Ma i cantautori sono poeti? L'annosa questione è ormai dibattuta da anni attraverso diverse correnti di pensiero e ha investito tutti i più profondi cantautori, da Bob Dylan a Fabrizio De Andrè. In Italia è proprio Faber ad accendere il dibattito, soprattutto per i collegamenti poetici e letterari legati alle sue composizioni. Per questo La Nave di Teseo di Elisabetta Sgarbi ha deciso di ripubblicare i libri dedicati al cantautore - in collaborazione con la Onlus seguita da Dori Ghezzi. Si parte da Accordi eretici, originariamente pubblicato nel 1997 e da Volammo davvero del 2007, curato da Elena Valdini (che è anche curatrice della Onlus) con postfazione di Dario Fo.
I riferimenti poetici e letterari di De Andrè sono infiniti quanto la sua fantasia nel creare nuovi modelli estetici. Non copiava, come facevano altri, ma elaborava, smussava, scandagliava nel mondo della cultura e della letteratura e della poesia. Uno dei casi più eclatanti è Amore che vieni amore che vai (che uscì come lato b del singolo Geordie, antica ballata folk inglese rielaborata con testo italiano, per dimostrare anch'essa la versatilità di Fabrizio) con la frase «Io t'ho amato sempre / non t'ho amato mai» riprende liberamente il carme 5 del Liber di Catullo. Colto e onnivoro manipolatore di parole, affabulatore nichilista, Faber si è sempre ispirato a qualcosa che l'ha toccato nel fondo per creare i suoi capolavori. Ispirazioni sia sacre che profane ma sempre e ineluttabilmente «alte». Già a partire dal primo album, con Preghiera in gennaio, dedicata a Luigi Tenco e ispirata alla provocatoria poesia di Francis Jammes Preghiera per andare in Paradiso con gli asini; ma anche nella celeberrima Bocca di rosa c'è una citazione - del tutto lontana da questa - di un aforisma di Oscar Wilde: «si sa che la gente dà buoni consigli / se non può più dare cattivo esempio».

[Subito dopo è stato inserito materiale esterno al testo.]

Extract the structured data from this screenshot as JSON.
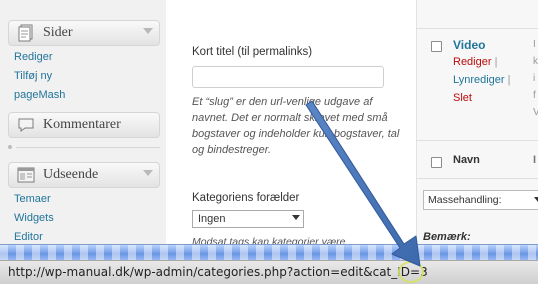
{
  "sidebar": {
    "pages_menu": {
      "label": "Sider",
      "items": [
        {
          "label": "Rediger"
        },
        {
          "label": "Tilføj ny"
        },
        {
          "label": "pageMash"
        }
      ]
    },
    "comments_menu": {
      "label": "Kommentarer"
    },
    "appearance_menu": {
      "label": "Udseende",
      "items": [
        {
          "label": "Temaer"
        },
        {
          "label": "Widgets"
        },
        {
          "label": "Editor"
        }
      ]
    }
  },
  "form": {
    "slug_label": "Kort titel (til permalinks)",
    "slug_value": "",
    "slug_help": "Et “slug” er den url-venlige udgave af navnet. Det er normalt skrevet med små bogstaver og indeholder kun bogstaver, tal og bindestreger.",
    "parent_label": "Kategoriens forælder",
    "parent_value": "Ingen",
    "parent_help": "Modsat tags kan kategorier være"
  },
  "list": {
    "row_title": "Video",
    "actions": {
      "edit": "Rediger",
      "quick_edit": "Lynrediger",
      "delete": "Slet",
      "separator": "|"
    },
    "desc_fragments": [
      "I",
      "k",
      "i",
      "f",
      "V"
    ],
    "column_name": "Navn",
    "bulk_actions": "Massehandling:",
    "note": "Bemærk:"
  },
  "status_bar": {
    "url": "http://wp-manual.dk/wp-admin/categories.php?action=edit&cat_ID=3"
  },
  "colors": {
    "link": "#21759b",
    "delete": "#bc0b0b",
    "pointer_arrow": "#4a78b8",
    "progress": "#6c96e4"
  },
  "icons": [
    "pages-icon",
    "comments-icon",
    "appearance-icon",
    "pointer-arrow"
  ]
}
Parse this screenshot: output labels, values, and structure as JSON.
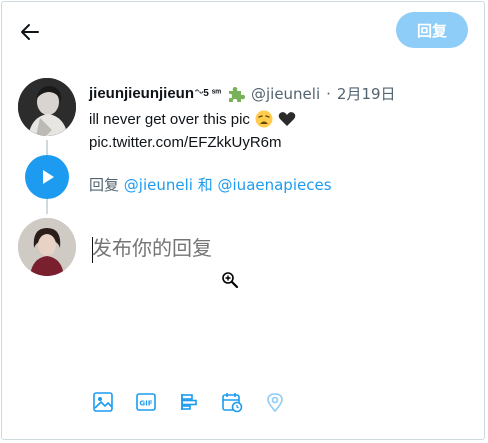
{
  "header": {
    "reply_button_label": "回复"
  },
  "original_tweet": {
    "display_name": "jieunjieunjieun",
    "name_suffix": "ᵔᵕ5 ˢᵐ",
    "handle": "@jieuneli",
    "separator": "·",
    "date": "2月19日",
    "text": "ill never get over this pic",
    "link": "pic.twitter.com/EFZkkUyR6m",
    "emojis": [
      "weary-face-emoji",
      "black-heart-emoji"
    ]
  },
  "reply_context": {
    "prefix": "回复",
    "mention_1": "@jieuneli",
    "joiner": "和",
    "mention_2": "@iuaenapieces"
  },
  "composer": {
    "placeholder": "发布你的回复"
  },
  "toolbar": {
    "icons": [
      "image-icon",
      "gif-icon",
      "poll-icon",
      "schedule-icon",
      "location-icon"
    ]
  },
  "colors": {
    "accent": "#1d9bf0",
    "reply_button_disabled": "#8ecdf8",
    "muted_text": "#536471"
  }
}
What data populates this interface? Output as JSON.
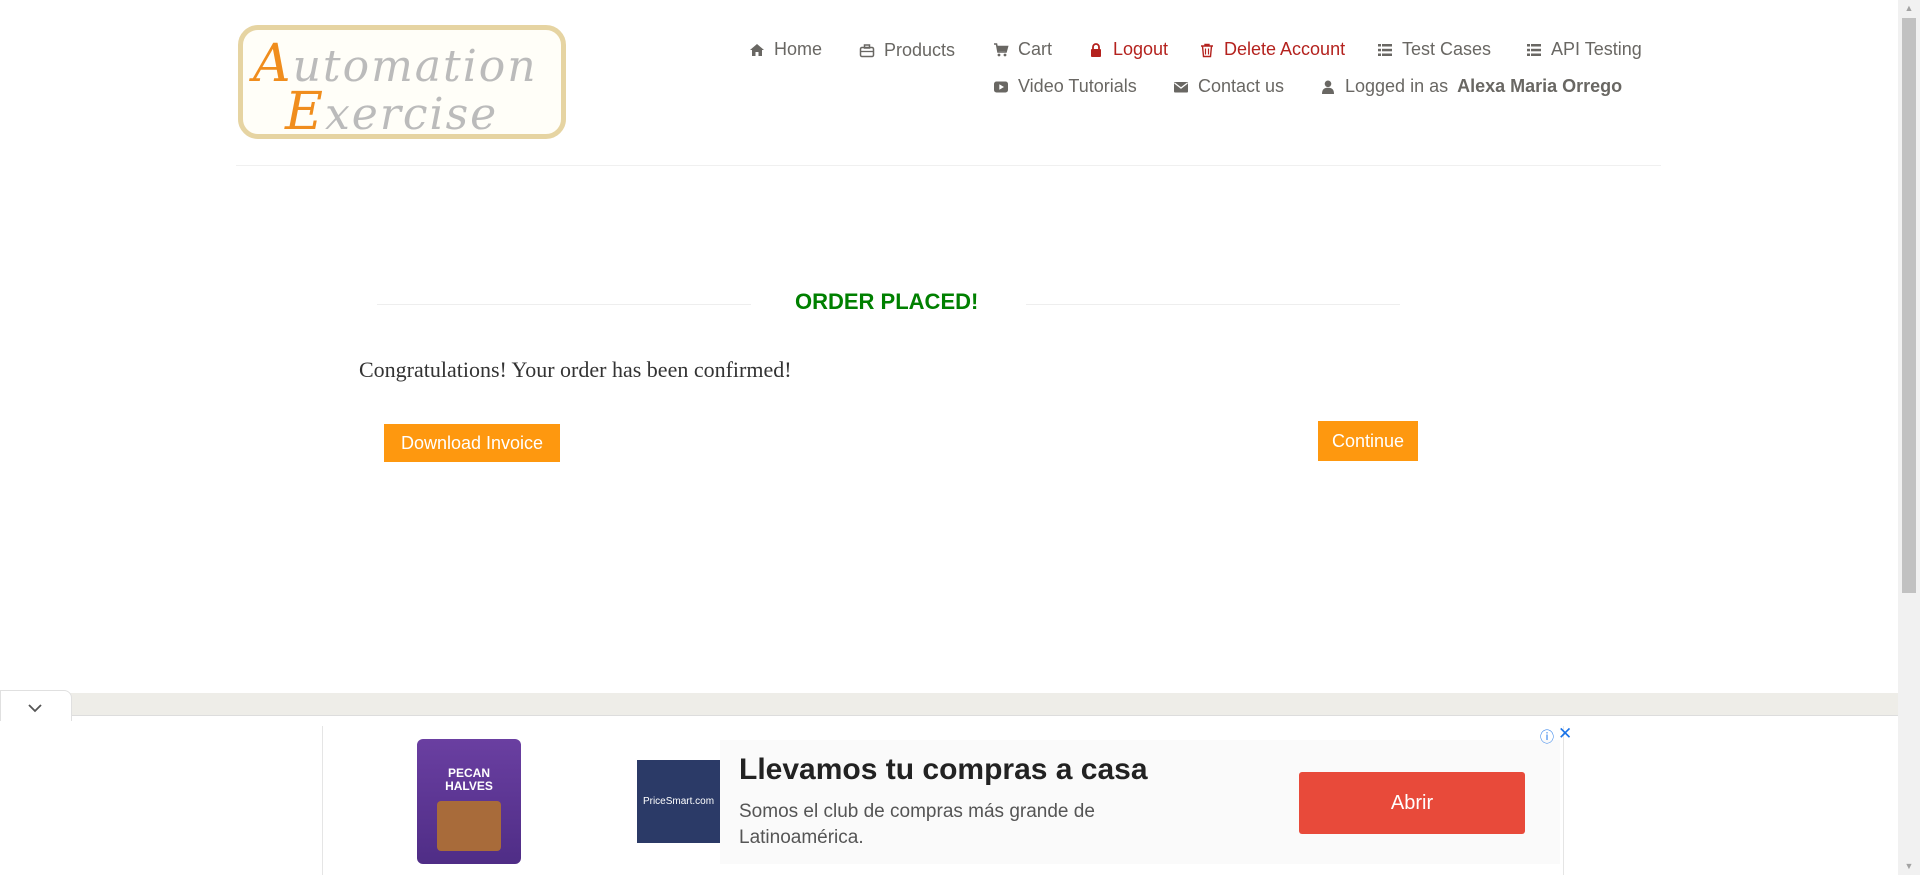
{
  "logo": {
    "line1_cap": "A",
    "line1_rest": "utomation",
    "line2_cap": "E",
    "line2_rest": "xercise"
  },
  "nav": {
    "home": "Home",
    "products": "Products",
    "cart": "Cart",
    "logout": "Logout",
    "delete_account": "Delete Account",
    "test_cases": "Test Cases",
    "api_testing": "API Testing",
    "video_tutorials": "Video Tutorials",
    "contact_us": "Contact us",
    "logged_in_prefix": "Logged in as",
    "logged_in_user": "Alexa Maria Orrego"
  },
  "main": {
    "title": "ORDER PLACED!",
    "message": "Congratulations! Your order has been confirmed!",
    "download_invoice": "Download Invoice",
    "continue": "Continue"
  },
  "ad": {
    "product_label": "PECAN HALVES",
    "brand": "PriceSmart.com",
    "headline": "Llevamos tu compras a casa",
    "subtext": "Somos el club de compras más grande de Latinoamérica.",
    "cta": "Abrir"
  },
  "colors": {
    "accent": "#fe980f",
    "success": "#008000",
    "danger": "#b4221e",
    "ad_cta": "#e84a3a"
  }
}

Nella sua opera ci sono anche versioni moderne di sonetti o poesie come S 'i' fosse foco, ripresa direttamente dall'opera di Cecco Angiolieri. Non possono certo mancare i poeti maudit francesi, soprattutto Rimbaud, che ispira con la sua Le dormeux de val la celeberrima Guerra di Piero e Baudelaire il cui fascino nichilista si sente in Morire per delle idee e La ballata dell'amore cieco. Quanta poesia ne La buona novella, direttamente ispirata dai Vangeli apocrifi ma non solo, perché nella cocente resa del dolore di Maria in Tre madri c'è un ampio riferimento a Jacopone da Todi.

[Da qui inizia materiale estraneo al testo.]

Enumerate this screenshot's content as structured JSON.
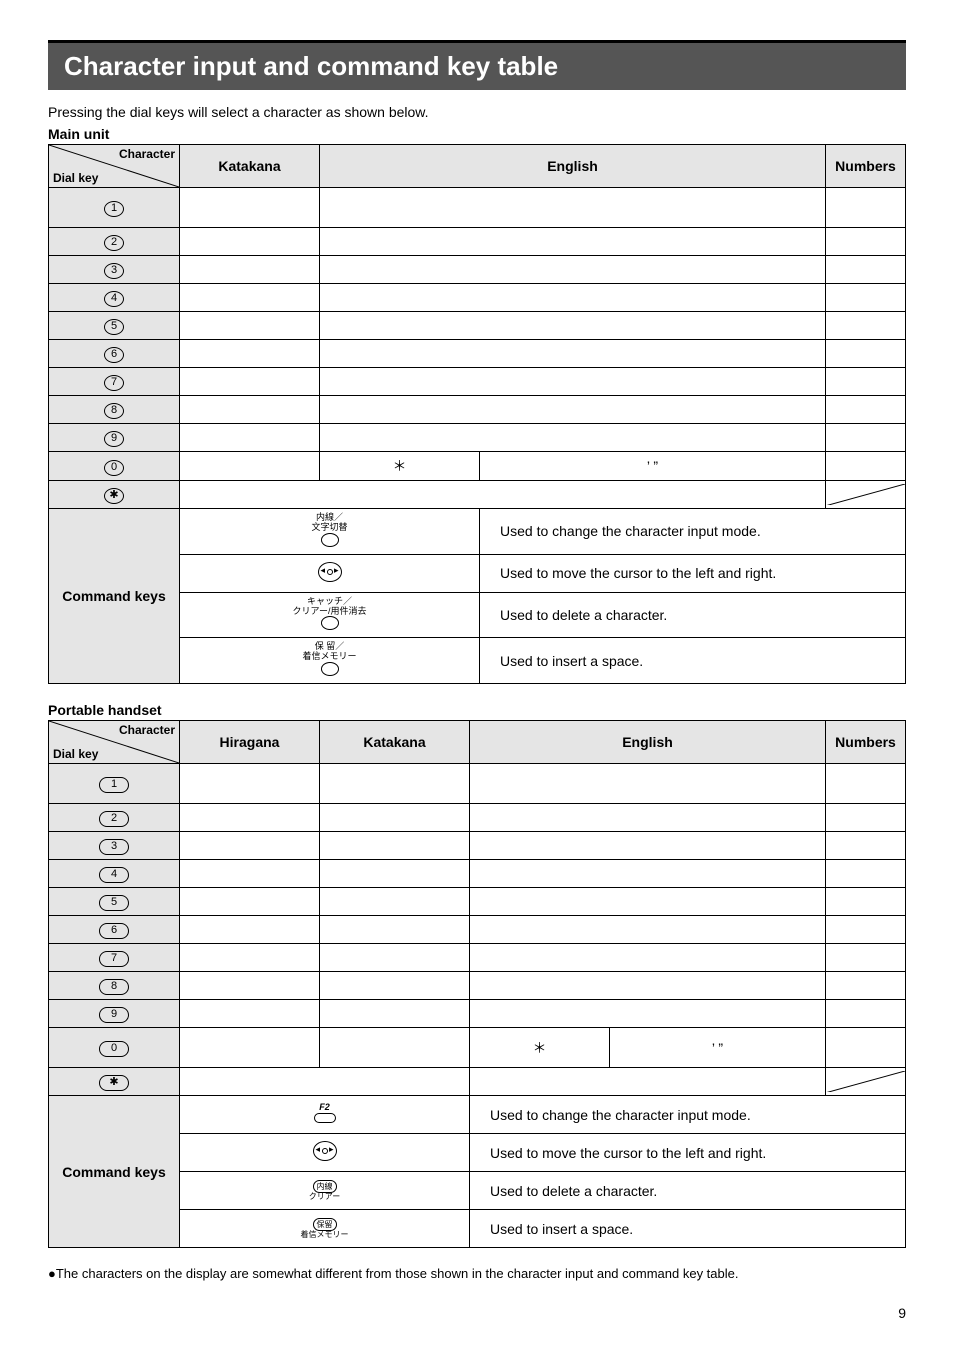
{
  "page": {
    "title": "Character input and command key table",
    "intro": "Pressing the dial keys will select a character as shown below.",
    "footnote": "●The characters on the display are somewhat different from those shown in the character input and command key table.",
    "page_number": "9"
  },
  "sections": {
    "main_unit": {
      "label": "Main unit",
      "header": {
        "diag_top": "Character",
        "diag_bottom": "Dial key",
        "katakana": "Katakana",
        "english": "English",
        "numbers": "Numbers"
      },
      "rows": [
        {
          "key": "1",
          "katakana": "",
          "english": "",
          "numbers": ""
        },
        {
          "key": "2",
          "katakana": "",
          "english": "",
          "numbers": ""
        },
        {
          "key": "3",
          "katakana": "",
          "english": "",
          "numbers": ""
        },
        {
          "key": "4",
          "katakana": "",
          "english": "",
          "numbers": ""
        },
        {
          "key": "5",
          "katakana": "",
          "english": "",
          "numbers": ""
        },
        {
          "key": "6",
          "katakana": "",
          "english": "",
          "numbers": ""
        },
        {
          "key": "7",
          "katakana": "",
          "english": "",
          "numbers": ""
        },
        {
          "key": "8",
          "katakana": "",
          "english": "",
          "numbers": ""
        },
        {
          "key": "9",
          "katakana": "",
          "english": "",
          "numbers": ""
        },
        {
          "key": "0",
          "katakana": "",
          "english_left": "＊",
          "english_right": "’  ”",
          "numbers": ""
        },
        {
          "key": "✱",
          "katakana": "",
          "english": "",
          "numbers": ""
        }
      ],
      "commands": {
        "label": "Command keys",
        "items": [
          {
            "key_top": "内線／",
            "key_mid": "文字切替",
            "desc": "Used to change the character input mode."
          },
          {
            "nav": true,
            "desc": "Used to move the cursor to the left and right."
          },
          {
            "key_top": "キャッチ／",
            "key_mid": "クリアー/用件消去",
            "desc": "Used to delete a character."
          },
          {
            "key_top": "保 留／",
            "key_mid": "着信メモリー",
            "desc": "Used to insert a space."
          }
        ]
      }
    },
    "portable": {
      "label": "Portable handset",
      "header": {
        "diag_top": "Character",
        "diag_bottom": "Dial key",
        "hiragana": "Hiragana",
        "katakana": "Katakana",
        "english": "English",
        "numbers": "Numbers"
      },
      "rows": [
        {
          "key": "1",
          "h": "",
          "k": "",
          "e": "",
          "n": ""
        },
        {
          "key": "2",
          "h": "",
          "k": "",
          "e": "",
          "n": ""
        },
        {
          "key": "3",
          "h": "",
          "k": "",
          "e": "",
          "n": ""
        },
        {
          "key": "4",
          "h": "",
          "k": "",
          "e": "",
          "n": ""
        },
        {
          "key": "5",
          "h": "",
          "k": "",
          "e": "",
          "n": ""
        },
        {
          "key": "6",
          "h": "",
          "k": "",
          "e": "",
          "n": ""
        },
        {
          "key": "7",
          "h": "",
          "k": "",
          "e": "",
          "n": ""
        },
        {
          "key": "8",
          "h": "",
          "k": "",
          "e": "",
          "n": ""
        },
        {
          "key": "9",
          "h": "",
          "k": "",
          "e": "",
          "n": ""
        },
        {
          "key": "0",
          "h": "",
          "k": "",
          "e_left": "＊",
          "e_right": "’  ”",
          "n": ""
        },
        {
          "key": "✱",
          "h": "",
          "k": "",
          "e": "",
          "n": ""
        }
      ],
      "commands": {
        "label": "Command keys",
        "items": [
          {
            "f2": true,
            "f2_label": "F2",
            "desc": "Used to change the character input mode."
          },
          {
            "nav": true,
            "desc": "Used to move the cursor to the left and right."
          },
          {
            "oval": "内線",
            "below": "クリアー",
            "desc": "Used to delete a character."
          },
          {
            "oval": "保留",
            "below": "着信メモリー",
            "desc": "Used to insert a space."
          }
        ]
      }
    }
  }
}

I riferimenti di Fabrizio sono immensi e completamente diversi tra loro e si srotolano lungo i suoi dischi. Così Non al denaro non all'amore né al cielo è un peana - fatto di ballate commoventi e realiste - come Il suonatore Jones e Dormono sulla collina ai personaggi dell'Antologia di Spoon River di Edgar Lee Masters. Tra i cantautori Faber ha molto amato Leonard Cohen (due personalità affini, tra le altre faber citerà la sua Seems So Long Ago, Nancy) e soprattutto George Brassens di cui ha ripreso alcuni brani come il cinico Il gorilla e Nella mia ora di libertà. Mentre tutto l'album Storia di un impiegato (che contiene queste due ultime canzoni e la deflagrante Il bombarolo, tanto cara ai giovani rivoluzionari) è liberamente ispirato a La centrale idroelettrica di Bretska di Evtusenko. Non poteva mancare il maestro Dylan cui Faber ruba uno dei brani più cinici e surreali (insieme a Francesco De Gregori, con cui scriverà anche Canzone per l'estate) trasformando Desolation Row nella poetica e tetra Via della povertà e poi (con l'aiuto di Massimo Bubola, reinventa la countreggiante Romance In Durango in Avventura a Durango.

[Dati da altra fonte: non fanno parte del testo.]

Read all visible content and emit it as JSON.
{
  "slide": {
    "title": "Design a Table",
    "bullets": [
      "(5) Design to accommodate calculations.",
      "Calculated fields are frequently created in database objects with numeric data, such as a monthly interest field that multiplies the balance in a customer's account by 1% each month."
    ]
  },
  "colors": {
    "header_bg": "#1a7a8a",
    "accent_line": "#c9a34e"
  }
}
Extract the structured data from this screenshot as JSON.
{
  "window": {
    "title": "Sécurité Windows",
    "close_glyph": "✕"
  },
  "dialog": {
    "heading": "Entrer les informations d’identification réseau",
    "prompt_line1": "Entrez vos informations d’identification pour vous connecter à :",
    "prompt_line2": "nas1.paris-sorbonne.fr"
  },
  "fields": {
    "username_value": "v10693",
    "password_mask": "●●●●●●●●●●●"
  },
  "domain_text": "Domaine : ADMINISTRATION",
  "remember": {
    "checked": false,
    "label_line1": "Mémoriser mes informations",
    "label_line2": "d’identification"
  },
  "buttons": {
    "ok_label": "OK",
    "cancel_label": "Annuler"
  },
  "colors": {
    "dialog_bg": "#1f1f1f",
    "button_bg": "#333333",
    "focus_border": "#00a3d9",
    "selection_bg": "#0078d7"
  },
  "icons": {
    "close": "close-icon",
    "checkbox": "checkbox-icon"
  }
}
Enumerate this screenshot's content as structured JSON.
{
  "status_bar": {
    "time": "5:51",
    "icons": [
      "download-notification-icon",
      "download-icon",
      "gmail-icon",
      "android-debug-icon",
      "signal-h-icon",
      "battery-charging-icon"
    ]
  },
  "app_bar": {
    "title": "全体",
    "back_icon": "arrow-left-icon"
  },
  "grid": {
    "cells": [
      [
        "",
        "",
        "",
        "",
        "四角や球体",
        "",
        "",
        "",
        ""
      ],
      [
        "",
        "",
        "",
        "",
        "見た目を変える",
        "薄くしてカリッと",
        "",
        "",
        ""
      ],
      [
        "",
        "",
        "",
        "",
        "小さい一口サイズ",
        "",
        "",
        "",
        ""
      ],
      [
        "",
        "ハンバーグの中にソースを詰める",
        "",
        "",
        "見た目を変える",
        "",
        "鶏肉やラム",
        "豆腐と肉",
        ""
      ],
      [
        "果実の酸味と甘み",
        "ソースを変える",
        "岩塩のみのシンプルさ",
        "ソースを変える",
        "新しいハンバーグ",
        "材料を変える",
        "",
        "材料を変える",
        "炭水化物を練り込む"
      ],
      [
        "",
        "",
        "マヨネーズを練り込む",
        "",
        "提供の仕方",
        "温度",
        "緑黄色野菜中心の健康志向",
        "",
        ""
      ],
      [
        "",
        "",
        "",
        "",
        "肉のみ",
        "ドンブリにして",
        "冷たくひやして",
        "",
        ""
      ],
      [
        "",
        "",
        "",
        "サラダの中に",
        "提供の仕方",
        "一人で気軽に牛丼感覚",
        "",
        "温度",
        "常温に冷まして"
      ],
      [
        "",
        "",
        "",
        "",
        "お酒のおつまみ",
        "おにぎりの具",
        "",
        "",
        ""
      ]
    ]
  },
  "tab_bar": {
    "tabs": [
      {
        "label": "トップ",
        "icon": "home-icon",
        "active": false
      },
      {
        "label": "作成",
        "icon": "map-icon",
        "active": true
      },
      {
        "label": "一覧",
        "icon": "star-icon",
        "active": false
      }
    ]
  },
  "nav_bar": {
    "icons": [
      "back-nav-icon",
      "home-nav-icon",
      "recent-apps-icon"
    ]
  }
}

Non mancano certo nel suo repertorio le citazioni del folklore e della cultura popolare, come accade in brani che vanno da Volta la carta ad Ave Maria, che riprende un canto folk sardo ed è stata scritta dopo il rapimento di Fabrizio e Dori, senza parlare dell'intero album-capolavoro Creuza de ma.
Insomma leggendo questi volumi e riascoltando queste canzoni si trova la complicata e geniale anima artistica e umana di Fabrizio, quel suo fustigare, amare, odiare, soffrire e ricordare al mondo intero che «tutti morimmo a stento».